Results: Among 250 families randomized, 249 were included in the primary analysis (174 boys [69.9%]; mean [SD] age, 22.0 [3.5] months; 205 [82.3%] publicly insured; 233 [93.6%] non-White). Children who received FN had a greater likelihood of reaching diagnostic ascertainment over the course of 1 year (FN, 108 of 126 [85.7%]; CCM, 94 of 123 [76.4%]; unadjusted hazard ratio [HR], 1.39 [95% CI, 1.05-1.84]). Site (Boston, New Haven, and Philadelphia) and ethnicity (Hispanic vs non-Hispanic) moderated the effect of FN (treatment × site interaction; P = .03; Boston: HR, 2.07 [95% CI, 1.31-3.26]; New Haven: HR, 1.91 [95% CI, 0.94-3.89]; and Philadelphia: HR, 0.91 [95% CI, 0.60-1.37]) (treatment × ethnicity interaction; P < .001; Hispanic families: HR, 2.81 [95% CI, 2.23-3.54] vs non-Hispanic families: HR, 1.49 [95% CI, 1.45-1.53]). The magnitude of FN's effect was significantly greater among Hispanic families than among non-Hispanic families (diagnostic ascertainment among Hispanic families: FN, 90.9% [30 of 33], and CCM, 53.3% [16 of 30]; vs non-Hispanic families: FN, 89.7% [35 of 39], and CCM, 77.5% [31 of 40]).
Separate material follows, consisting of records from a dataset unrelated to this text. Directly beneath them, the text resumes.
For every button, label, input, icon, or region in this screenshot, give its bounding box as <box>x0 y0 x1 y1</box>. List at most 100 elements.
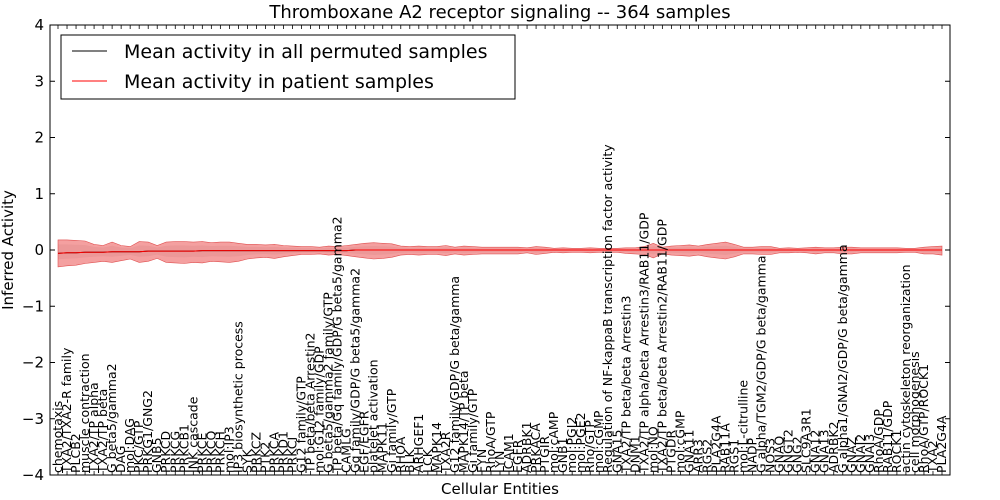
x-tick-label: ADRBK1 <box>519 421 534 473</box>
x-tick-label: PRKACA <box>528 423 543 473</box>
legend-label-patient: Mean activity in patient samples <box>124 71 434 93</box>
x-tick-label: PKC/GTP <box>131 420 146 473</box>
x-tick-label: GNAI3 <box>862 434 877 473</box>
x-tick-label: Regulation of NF-kappaB transcription fa… <box>600 144 615 473</box>
x-tick-label: mol:PGE2 <box>573 412 588 473</box>
x-tick-label: mol:cAMP <box>546 411 561 473</box>
confidence-bands <box>57 239 943 268</box>
x-tick-label: Rho/GTP <box>582 420 597 473</box>
x-tick-label: GNB5 <box>149 437 164 473</box>
x-tick-label: RGS1 <box>727 439 742 473</box>
x-tick-label: G12 family/GDP/G beta/gamma <box>447 276 462 473</box>
x-tick-label: actin cytoskeleton reorganization <box>898 264 913 473</box>
x-tick-label: PRKCG <box>167 431 182 473</box>
x-tick-label: IP3 biosynthetic process <box>230 321 245 473</box>
x-tick-label: PRKCA <box>267 432 282 473</box>
x-tick-label: JNK cascade <box>185 396 200 474</box>
x-tick-label: SLC9A3R1 <box>799 408 814 473</box>
x-tick-label: MAPK14/TP beta <box>456 370 471 473</box>
x-axis-title: Cellular Entities <box>441 480 559 498</box>
x-tick-label: TXA2 <box>925 440 940 474</box>
x-tick-label: mol:PGI2 <box>564 417 579 473</box>
x-tick-label: TXA2/TXA2-R family <box>59 347 74 474</box>
x-tick-label: platelet activation <box>366 359 381 473</box>
x-tick-label: PRKCZ <box>248 432 263 473</box>
chart-title: Thromboxane A2 receptor signaling -- 364… <box>268 2 730 23</box>
y-tick-label: 3 <box>34 72 44 90</box>
y-tick-label: 1 <box>34 185 44 203</box>
y-tick-label: 2 <box>34 129 44 147</box>
x-tick-label: GNAI2 <box>853 434 868 473</box>
x-tick-label: TP beta/Gq family/GDP/G beta5/gamma2 <box>330 216 345 474</box>
y-tick-label: 4 <box>34 16 44 34</box>
x-tick-label: DAG <box>113 446 128 473</box>
x-tick-label: PTGDR <box>663 430 678 473</box>
y-axis-title: Inferred Activity <box>0 190 17 310</box>
x-tick-label: FYN <box>474 449 489 473</box>
y-tick-label: −1 <box>22 297 44 315</box>
y-axis-ticks: −4 −3 −2 −1 0 1 2 3 4 <box>22 16 950 484</box>
x-tick-label: PRKCE <box>194 433 209 473</box>
x-tick-label: ROCK1 <box>889 430 904 473</box>
legend: Mean activity in all permuted samples Me… <box>60 34 516 100</box>
x-tick-label: EGFR <box>510 439 525 473</box>
x-tick-label: GNA13 <box>817 430 832 474</box>
x-tick-label: GNA11 <box>681 430 696 474</box>
x-tick-label: G12 family/GTP <box>294 376 309 473</box>
x-tick-label: ARHGEF1 <box>411 414 426 473</box>
y-tick-label: −2 <box>22 354 44 372</box>
x-tick-label: TP beta/beta Arrestin2 <box>303 333 318 475</box>
legend-box <box>60 34 516 100</box>
x-tick-label: CAMLG <box>339 428 354 473</box>
x-tick-label: GNAQ <box>772 436 787 473</box>
y-tick-label: 0 <box>34 241 44 259</box>
x-tick-label: mol:G12 family/GDP <box>312 346 327 473</box>
x-tick-label: mol:L-citrulline <box>736 380 751 473</box>
patient-band <box>57 239 943 268</box>
x-tick-label: ADRBK2 <box>826 421 841 473</box>
x-tick-label: GNGT2 <box>781 429 796 473</box>
x-tick-label: G alpha1/GNAI2/GDP/G beta/gamma <box>835 244 850 473</box>
y-tick-label: −4 <box>22 466 44 484</box>
x-tick-label: RAB11/GDP <box>880 400 895 473</box>
x-tick-label: mol:IP3 <box>221 426 236 473</box>
legend-label-permuted: Mean activity in all permuted samples <box>124 41 487 63</box>
x-tick-label: BLK <box>402 448 417 473</box>
x-tick-label: TXA2/TP beta/beta Arrestin2/RAB11/GDP <box>654 219 669 474</box>
x-tick-label: TXA2/TP alpha/beta Arrestin3/RAB11/GDP <box>636 212 651 474</box>
x-tick-label: GNG2 <box>790 436 805 473</box>
x-tick-label: RAB11A <box>718 423 733 473</box>
x-tick-label: ICAM1 <box>501 433 516 473</box>
x-tick-label: ARR3 <box>690 439 705 473</box>
x-tick-label: G beta5/gamma2 <box>104 363 119 473</box>
x-tick-label: PRKG1/GNG2 <box>140 390 155 473</box>
x-tick-label: PRKCQ <box>203 431 218 473</box>
y-tick-label: −3 <box>22 410 44 428</box>
x-tick-label: MAPK11 <box>375 422 390 473</box>
x-tick-label: NOS3 <box>763 438 778 473</box>
x-tick-label: SYK <box>239 448 254 473</box>
x-tick-label: PLA2G4A <box>709 415 724 473</box>
x-tick-label: TXA2/TP beta/beta Arrestin3 <box>618 296 633 474</box>
x-tick-label: PRKCH <box>212 431 227 473</box>
x-tick-label: GNAZ <box>844 437 859 473</box>
x-tick-label: RhoA/GTP <box>483 411 498 473</box>
x-tick-label: GNB1 <box>555 437 570 473</box>
x-tick-label: LYN <box>492 451 507 473</box>
x-tick-label: PRKD1 <box>276 431 291 473</box>
x-tick-label: G alpha/TGM2/GDP/G beta/gamma <box>754 255 769 473</box>
x-tick-label: RhoA/GDP <box>871 409 886 473</box>
x-tick-label: TXA2R <box>438 431 453 474</box>
series-lines <box>57 249 942 254</box>
x-tick-label: mol:cGMP <box>591 410 606 473</box>
x-tick-label: RHOA <box>393 436 408 473</box>
x-tick-label: mol:NO <box>645 426 660 473</box>
x-tick-label: GNA15 <box>609 430 624 474</box>
x-tick-label: DNM1 <box>627 435 642 473</box>
x-tick-label: TXA2/TP beta <box>95 389 110 474</box>
x-tick-label: PLA2G4A <box>934 415 949 473</box>
x-tick-label: mol:cGMP <box>672 410 687 473</box>
x-tick-label: PRKCB1 <box>176 424 191 473</box>
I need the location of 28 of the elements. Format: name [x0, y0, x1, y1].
Conclusions and relevance: Family navigation improved the likelihood of diagnostic ascertainment among children from racial/ethnic minority, low-income families who were detected as at risk for ASD in primary care. Results suggest differential effects of FN by site and ethnicity.
Trial registration: ClinicalTrials.gov Identifier: NCT02359084.